1) The strength of a signal is determined by the time it takes for the signal to form (bounce or level breakthrough). The less time it took, the stronger the signal.

2) If two or more trades were opened around any level due to false signals, subsequent signals from that level should be ignored.

3) In a flat market, any currency pair can form multiple false signals or none at all. In any case, it's better to stop trading at the first signs of a flat market.

4) Trades should be opened between the start of the European session and midway through the U.S. session. After this period, all trades must be closed manually.

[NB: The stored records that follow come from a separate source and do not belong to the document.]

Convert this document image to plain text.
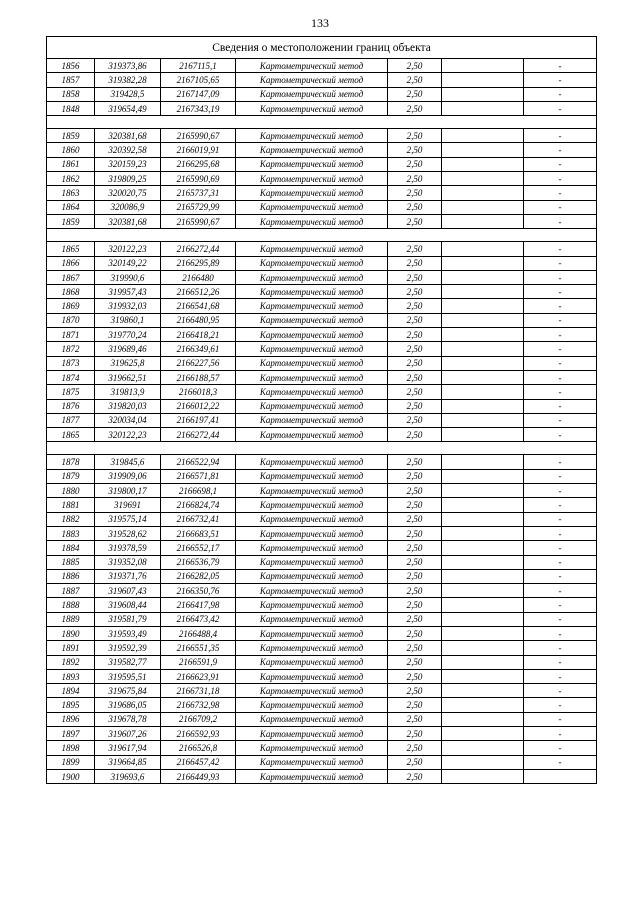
133
Сведения о местоположении границ объекта						
1856	319373,86	2167115,1	Картометрический метод	2,50		-
1857	319382,28	2167105,65	Картометрический метод	2,50		-
1858	319428,5	2167147,09	Картометрический метод	2,50		-
1848	319654,49	2167343,19	Картометрический метод	2,50		-

1859	320381,68	2165990,67	Картометрический метод	2,50		-
1860	320392,58	2166019,91	Картометрический метод	2,50		-
1861	320159,23	2166295,68	Картометрический метод	2,50		-
1862	319809,25	2165990,69	Картометрический метод	2,50		-
1863	320020,75	2165737,31	Картометрический метод	2,50		-
1864	320086,9	2165729,99	Картометрический метод	2,50		-
1859	320381,68	2165990,67	Картометрический метод	2,50		-

1865	320122,23	2166272,44	Картометрический метод	2,50		-
1866	320149,22	2166295,89	Картометрический метод	2,50		-
1867	319990,6	2166480	Картометрический метод	2,50		-
1868	319957,43	2166512,26	Картометрический метод	2,50		-
1869	319932,03	2166541,68	Картометрический метод	2,50		-
1870	319860,1	2166480,95	Картометрический метод	2,50		-
1871	319770,24	2166418,21	Картометрический метод	2,50		-
1872	319689,46	2166349,61	Картометрический метод	2,50		-
1873	319625,8	2166227,56	Картометрический метод	2,50		-
1874	319662,51	2166188,57	Картометрический метод	2,50		-
1875	319813,9	2166018,3	Картометрический метод	2,50		-
1876	319820,03	2166012,22	Картометрический метод	2,50		-
1877	320034,04	2166197,41	Картометрический метод	2,50		-
1865	320122,23	2166272,44	Картометрический метод	2,50		-

1878	319845,6	2166522,94	Картометрический метод	2,50		-
1879	319909,06	2166571,81	Картометрический метод	2,50		-
1880	319800,17	2166698,1	Картометрический метод	2,50		-
1881	319691	2166824,74	Картометрический метод	2,50		-
1882	319575,14	2166732,41	Картометрический метод	2,50		-
1883	319528,62	2166683,51	Картометрический метод	2,50		-
1884	319378,59	2166552,17	Картометрический метод	2,50		-
1885	319352,08	2166536,79	Картометрический метод	2,50		-
1886	319371,76	2166282,05	Картометрический метод	2,50		-
1887	319607,43	2166350,76	Картометрический метод	2,50		-
1888	319608,44	2166417,98	Картометрический метод	2,50		-
1889	319581,79	2166473,42	Картометрический метод	2,50		-
1890	319593,49	2166488,4	Картометрический метод	2,50		-
1891	319592,39	2166551,35	Картометрический метод	2,50		-
1892	319582,77	2166591,9	Картометрический метод	2,50		-
1893	319595,51	2166623,91	Картометрический метод	2,50		-
1894	319675,84	2166731,18	Картометрический метод	2,50		-
1895	319686,05	2166732,98	Картометрический метод	2,50		-
1896	319678,78	2166709,2	Картометрический метод	2,50		-
1897	319607,26	2166592,93	Картометрический метод	2,50		-
1898	319617,94	2166526,8	Картометрический метод	2,50		-
1899	319664,85	2166457,42	Картометрический метод	2,50		-
1900	319693,6	2166449,93	Картометрический метод	2,50		
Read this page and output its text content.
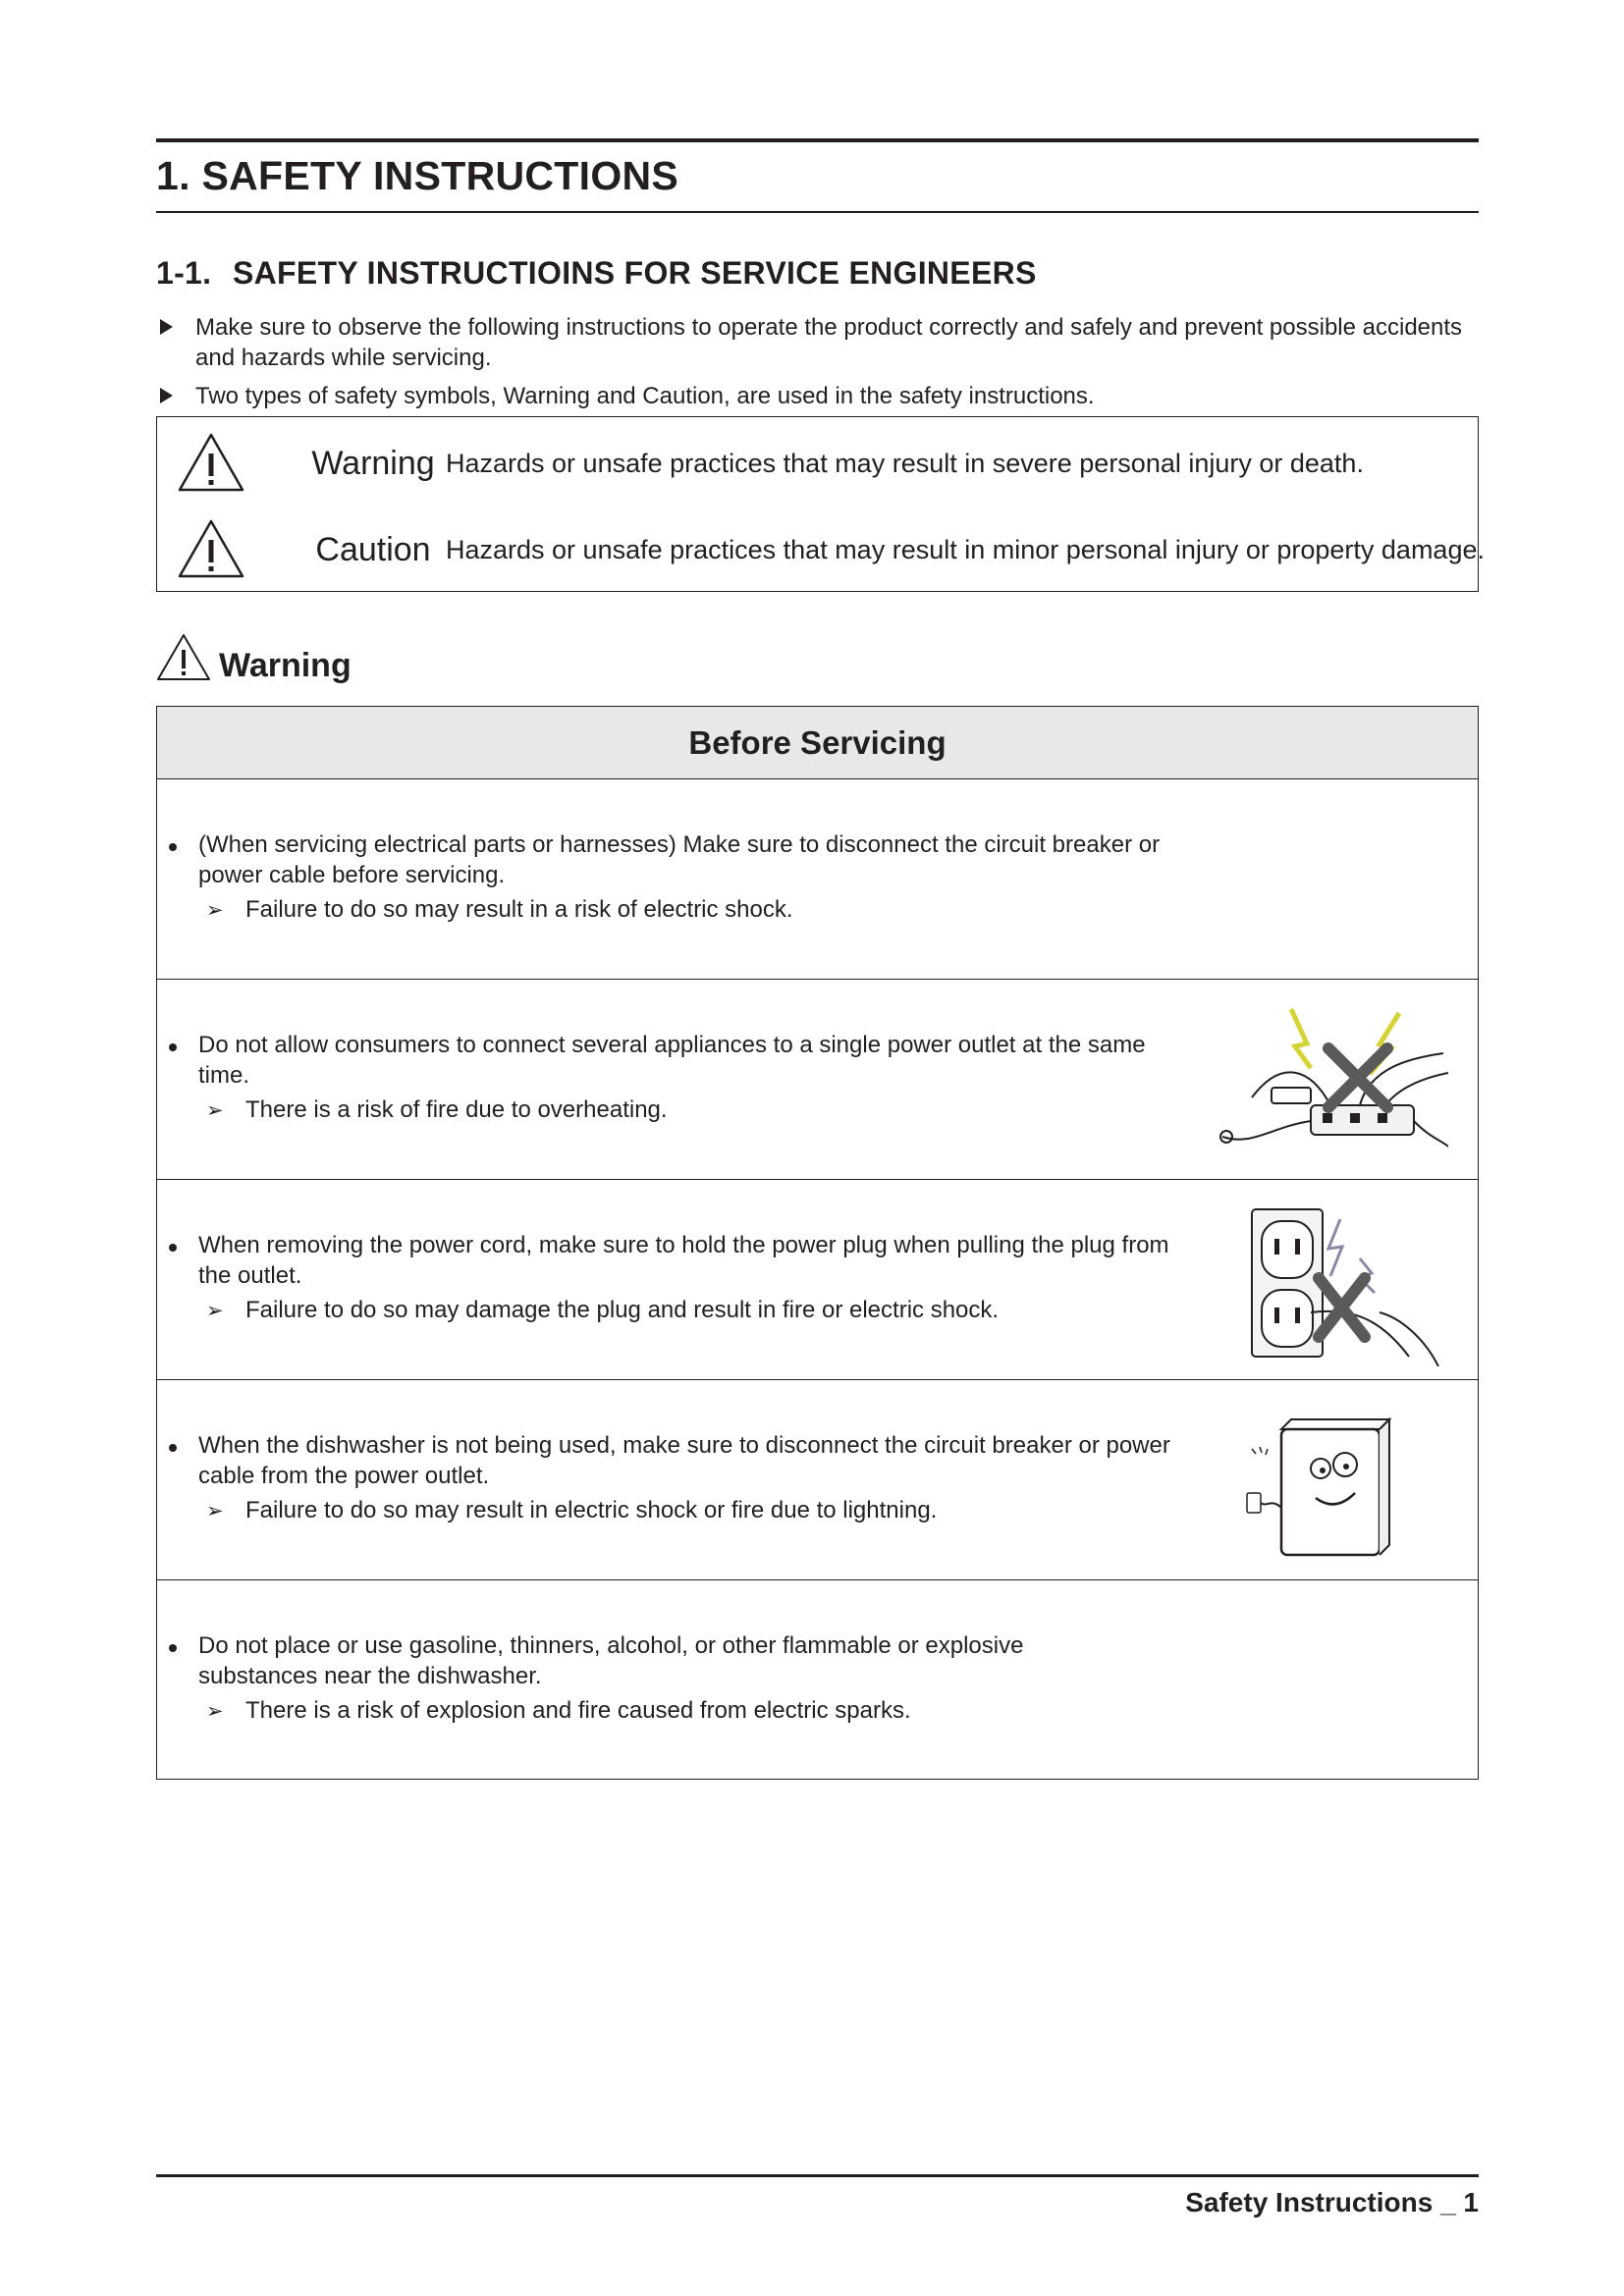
1. SAFETY INSTRUCTIONS
1-1. SAFETY INSTRUCTIOINS FOR SERVICE ENGINEERS
Make sure to observe the following instructions to operate the product correctly and safely and prevent possible accidents and hazards while servicing.
Two types of safety symbols, Warning and Caution, are used in the safety instructions.
Warning Hazards or unsafe practices that may result in severe personal injury or death.
Caution Hazards or unsafe practices that may result in minor personal injury or property damage.
Warning
Before Servicing
(When servicing electrical parts or harnesses) Make sure to disconnect the circuit breaker or power cable before servicing.
➢ Failure to do so may result in a risk of electric shock.
Do not allow consumers to connect several appliances to a single power outlet at the same time.
➢ There is a risk of fire due to overheating.
When removing the power cord, make sure to hold the power plug when pulling the plug from the outlet.
➢ Failure to do so may damage the plug and result in fire or electric shock.
When the dishwasher is not being used, make sure to disconnect the circuit breaker or power cable from the power outlet.
➢ Failure to do so may result in electric shock or fire due to lightning.
Do not place or use gasoline, thinners, alcohol, or other flammable or explosive substances near the dishwasher.
➢ There is a risk of explosion and fire caused from electric sparks.
Safety Instructions _ 1
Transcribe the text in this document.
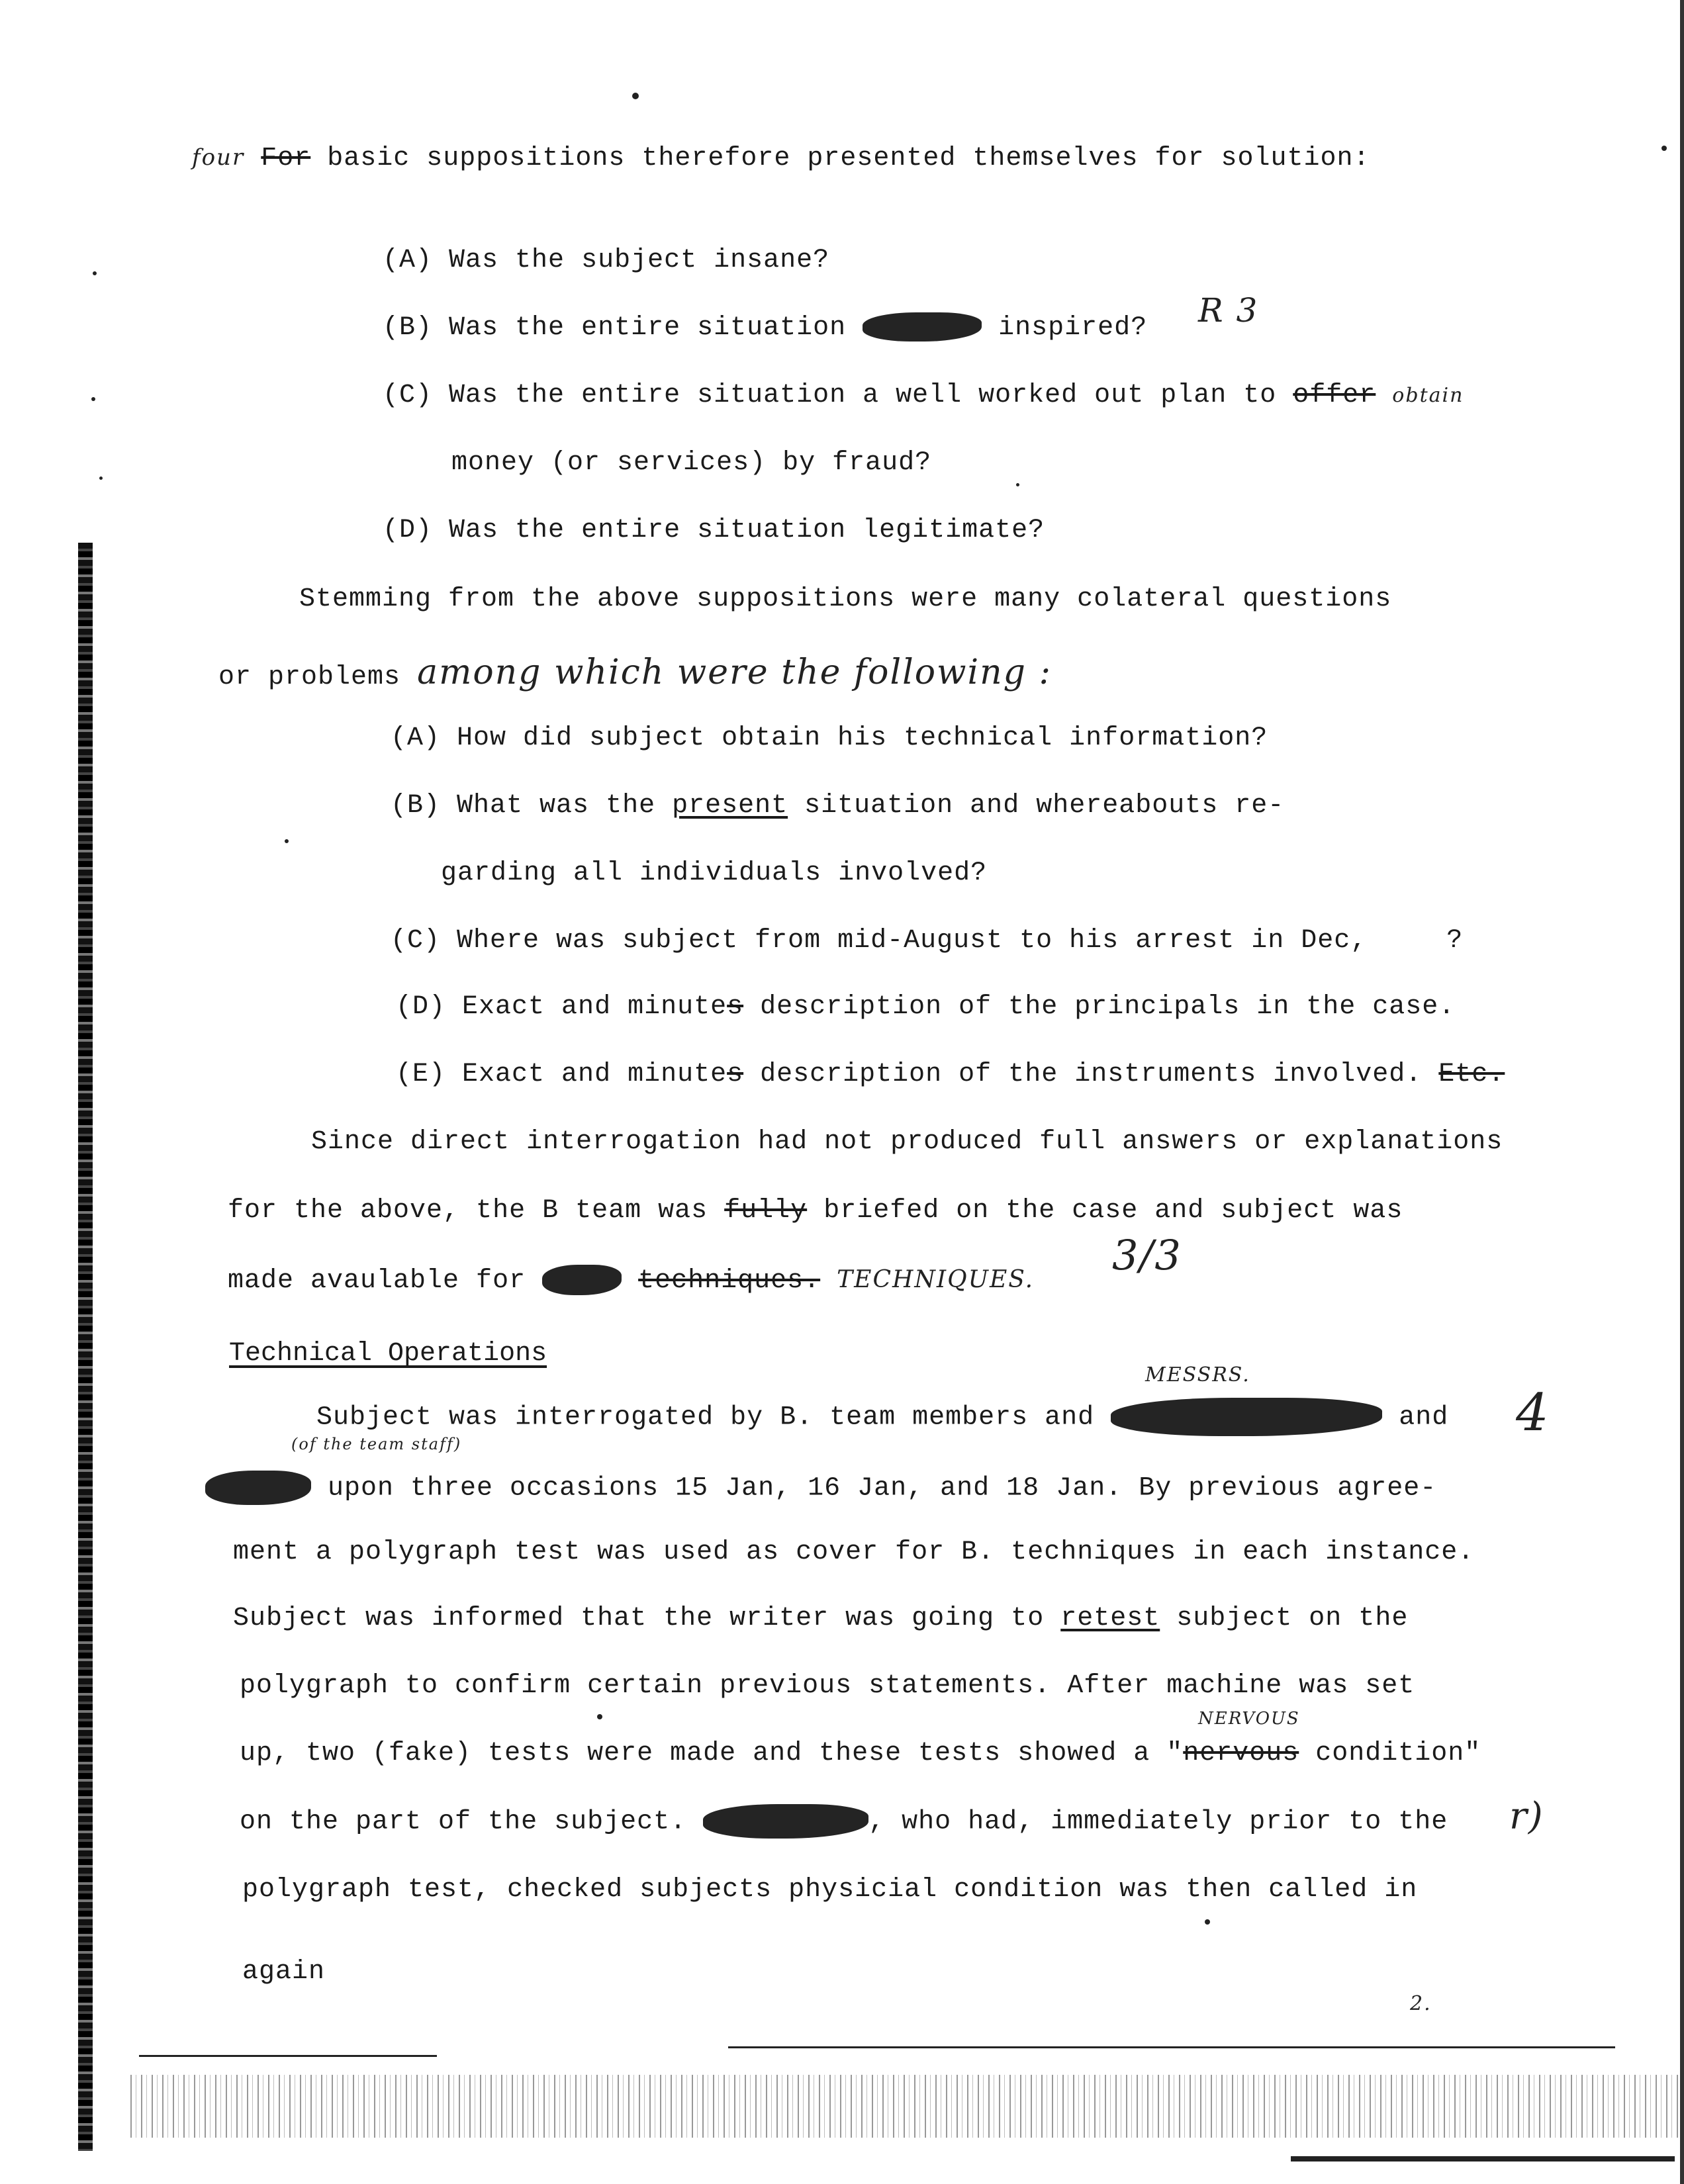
four For basic suppositions therefore presented themselves for solution:
(A) Was the subject insane?
(B) Was the entire situation	inspired? R 3
(C) Was the entire situation a well worked out plan to offer obtain
money (or services) by fraud?
(D) Was the entire situation legitimate?
Stemming from the above suppositions were many colateral questions
or problems among which were the following :
(A) How did subject obtain his technical information?
(B) What was the present situation and whereabouts re-
garding all individuals involved?
(C) Where was subject from mid-August to his arrest in Dec,	?
(D) Exact and minutes description of the principals in the case.
(E) Exact and minutes description of the instruments involved. Etc.
Since direct interrogation had not produced full answers or explanations
for the above, the B team was fully briefed on the case and subject was
made avaulable for	techniques. TECHNIQUES.
3/3
Technical Operations
MESSRS.
Subject was interrogated by B. team members and	and
(of the team staff)
4
upon three occasions 15 Jan, 16 Jan, and 18 Jan. By previous agree-
ment a polygraph test was used as cover for B. techniques in each instance.
Subject was informed that the writer was going to retest subject on the
polygraph to confirm certain previous statements. After machine was set
NERVOUS
up, two (fake) tests were made and these tests showed a "nervous condition"
on the part of the subject.	, who had, immediately prior to the r)
polygraph test, checked subjects physicial condition was then called in
again
2.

5) In the hourly time frame, trades based on MACD signals are only advisable amidst good volatility and a trend confirmed by a trendline or trend channel.

6) If two levels are too close to each other (5 to 20 pips), they should be considered a support or resistance area.

7) After moving 20 pips in the intended direction, the Stop Loss should be set to break even.

What's on the Charts:

Support and Resistance price levels: targets for opening long or short positions. You can place Take Profit levels around them.

Red lines: channels or trend lines that depict the current trend and indicate the preferred trading direction.

The MACD indicator (14,22,3): encompassing both the histogram and signal line, acts as an auxiliary tool and can also be used as a source of signals.

Important speeches and reports (always noted in the news calendar) can profoundly influence the movement of a currency pair. Hence, trading during their release calls for heightened caution. It may be reasonable to exit the market to avoid sharp price reversals against the prevailing movement.

For beginners, it's important to remember that not every trade will yield profit. Developing a clear strategy and effective money management is key to success in trading over the long term.